European demand, he added, would exceed supply next year as lower production continued. The trajectory of the US, China and MENA markets would be important for European sawmills to maintain reasonable sawmill production levels in 2024.
Mr Berg predicted continuing challenging market conditions, with inflation and interest rates staying high in 2024.
Meanwhile, the TDUK National Softwood Division forecasts were shared by Nick Boulton, TDUK, head of technical and trade policy.
The 2022 value of UK wood and panel imports was £5.9bn. UK production was 6.6million m3 and imports were 11.2 million m3, giving a total of 17.8 million m3.
Softwood accounted for 3.108 million m3 of the UK’s wood product output, with hardwood having just 37,000m3. Particleboard and OSB accounted for around 2.6million m3 and MDF/HDF around 856,000m3. UK softwood consumption was down 21% to 8.625million m3 in 2022, with a further 7% down this year before seeing a 1% improvement in 2024.

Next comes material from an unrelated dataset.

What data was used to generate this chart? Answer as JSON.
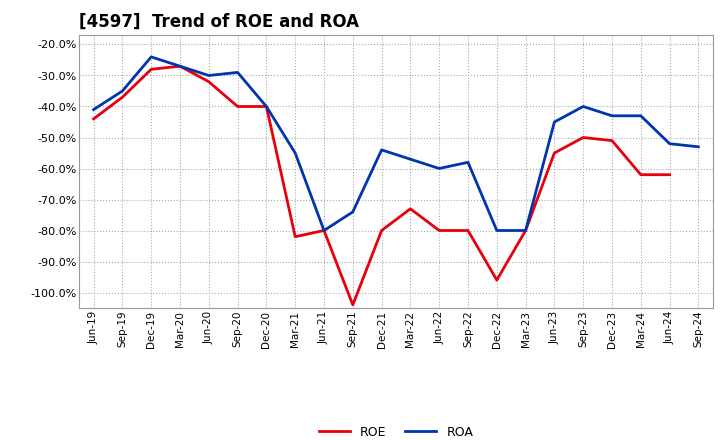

Softwood imports were down 25% in 2022 to 5,677million m3 and are expected to reduce by 5% in 2023 to 5.385 million m3, before making a 2% rebound in 2024 to 5.474 million m3.
The Forest Research UK forecasts shared by Mr Boulton shows a UK sawn softwood production dip in 2023 to 2.860 million m3 (down from 3.110 million m3 in 2022). The figure is expected to remain flat in 2024.